2 min read

Titanic R

I am excited to announce the launch of my new book project, Titanic R: a complete introduction to statistics using Titanic passenger survival data and the R programming language. I have been teaching an introductory statistics course online for a number of years now, and one problem is that the sample datasets are kind of dry. Automobile fuel efficiency from the 1970s. Boston housing market data from the 1970s. Blood pressure readings from the 1970s. Or, for a change of pace, measurements of flower dimensions from the 1940s. The prevailing idea is that it does not matter what the data are, as long as they illustrate some concept adequately. But for the student just learning statistics, just learning R, or both, concepts are less likely to stick if they have no wider meaning. If it was common knowledge that one type of flower had wider petals than another type of flower, then a statistical test or graphic that showed this would be more likely to stick. You expect a particular result, you generate and see that result, you remember how to do it again on your own data.

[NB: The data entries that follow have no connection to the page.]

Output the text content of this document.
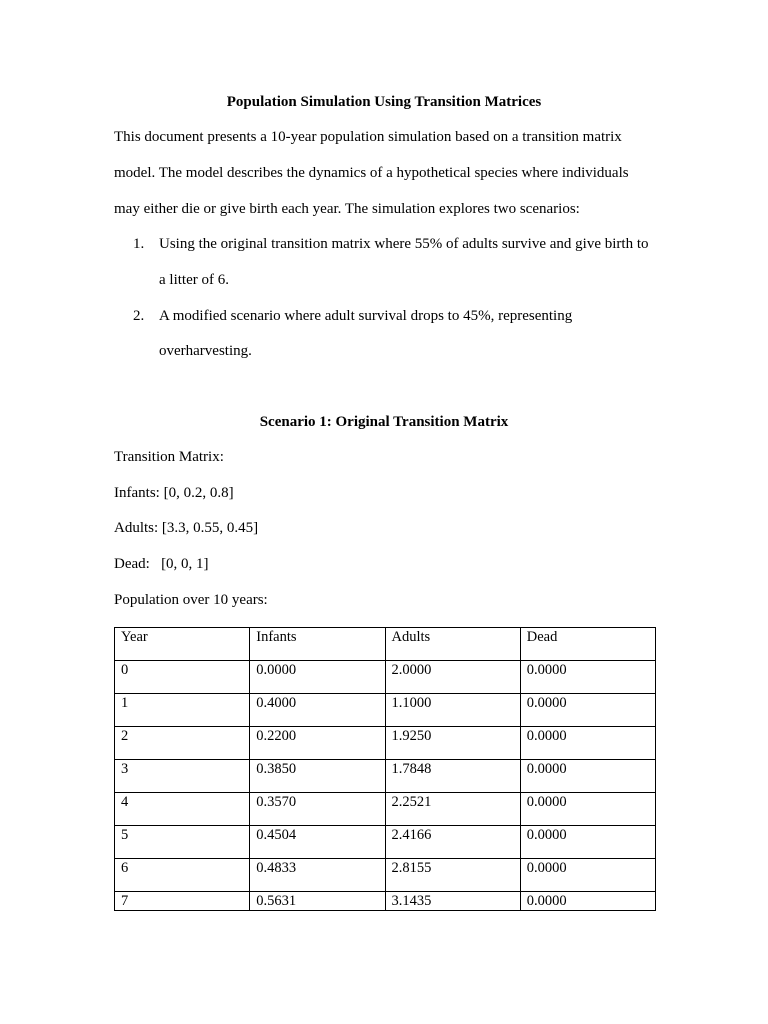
Population Simulation Using Transition Matrices
This document presents a 10-year population simulation based on a transition matrix
model. The model describes the dynamics of a hypothetical species where individuals
may either die or give birth each year. The simulation explores two scenarios:
1. Using the original transition matrix where 55% of adults survive and give birth to
a litter of 6.
2. A modified scenario where adult survival drops to 45%, representing
overharvesting.
Scenario 1: Original Transition Matrix
Transition Matrix:
Infants: [0, 0.2, 0.8]
Adults: [3.3, 0.55, 0.45]
Dead:   [0, 0, 1]
Population over 10 years:
Year	Infants	Adults	Dead
0	0.0000	2.0000	0.0000
1	0.4000	1.1000	0.0000
2	0.2200	1.9250	0.0000
3	0.3850	1.7848	0.0000
4	0.3570	2.2521	0.0000
5	0.4504	2.4166	0.0000
6	0.4833	2.8155	0.0000
7	0.5631	3.1435	0.0000
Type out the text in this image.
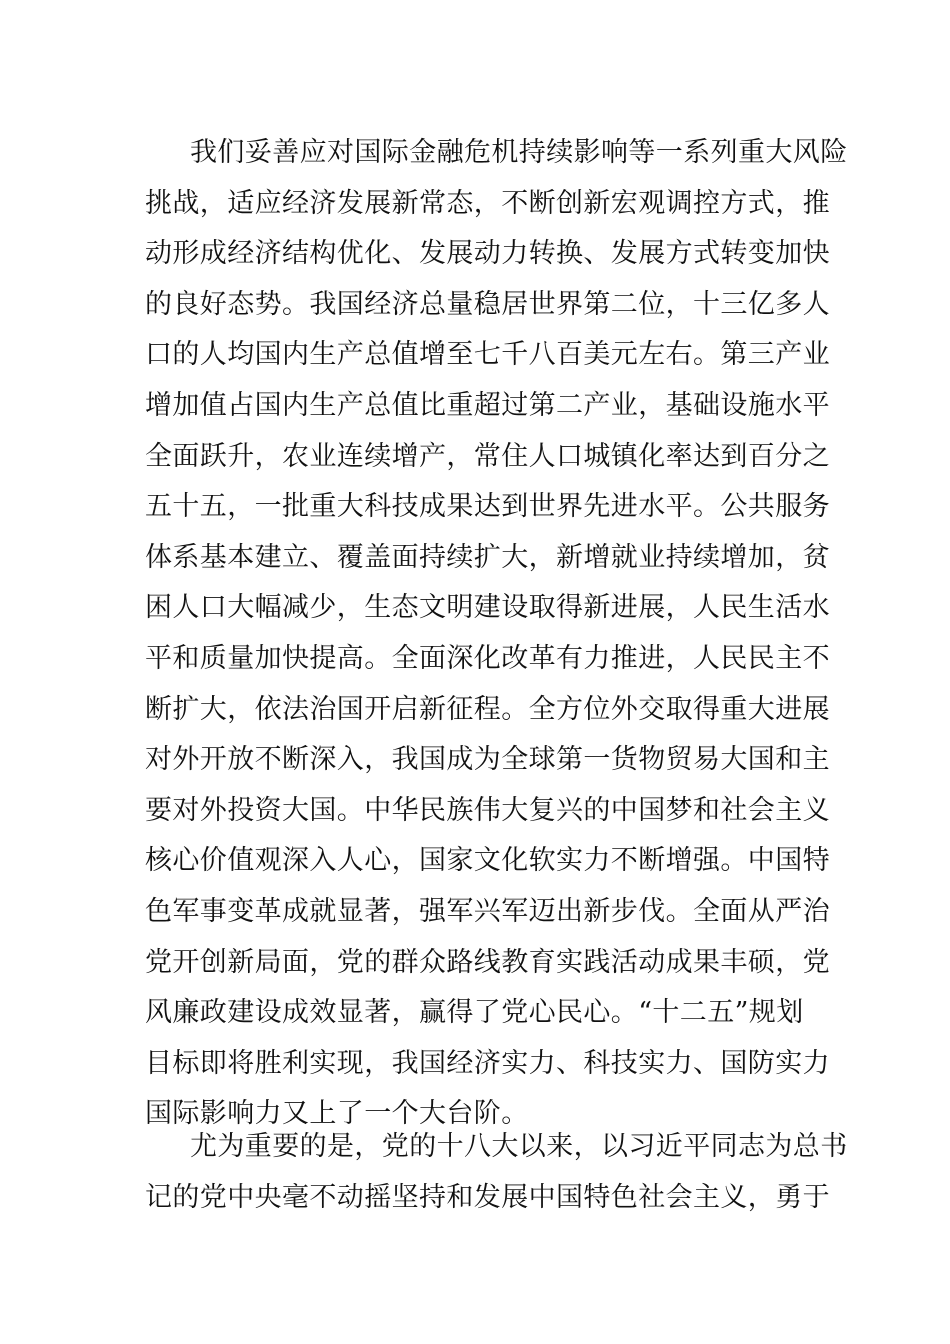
我们妥善应对国际金融危机持续影响等一系列重大风险
挑战，适应经济发展新常态，不断创新宏观调控方式，推
动形成经济结构优化、发展动力转换、发展方式转变加快
的良好态势。我国经济总量稳居世界第二位，十三亿多人
口的人均国内生产总值增至七千八百美元左右。第三产业
增加值占国内生产总值比重超过第二产业，基础设施水平
全面跃升，农业连续增产，常住人口城镇化率达到百分之
五十五，一批重大科技成果达到世界先进水平。公共服务
体系基本建立、覆盖面持续扩大，新增就业持续增加，贫
困人口大幅减少，生态文明建设取得新进展，人民生活水
平和质量加快提高。全面深化改革有力推进，人民民主不
断扩大，依法治国开启新征程。全方位外交取得重大进展
对外开放不断深入，我国成为全球第一货物贸易大国和主
要对外投资大国。中华民族伟大复兴的中国梦和社会主义
核心价值观深入人心，国家文化软实力不断增强。中国特
色军事变革成就显著，强军兴军迈出新步伐。全面从严治
党开创新局面，党的群众路线教育实践活动成果丰硕，党
风廉政建设成效显著，赢得了党心民心。“十二五”规划
目标即将胜利实现，我国经济实力、科技实力、国防实力
国际影响力又上了一个大台阶。
尤为重要的是，党的十八大以来，以习近平同志为总书
记的党中央毫不动摇坚持和发展中国特色社会主义，勇于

I chose the Titanic data set because it is compelling, reasonably large but not too large (roughly 2,200 rows by a dozen columns), we know what findings to expect (women, children, and first-class passengers were more likely to survive), but the data also contain a few less-obvious patterns. A subset of about 60% of the data has also been used extensively by others to teach advanced statistical modeling methods.

The book will be written using the rbookdown package and available through Leanpub at modest cost, hopefully by the end of 2020, provided no other large projects get in the way.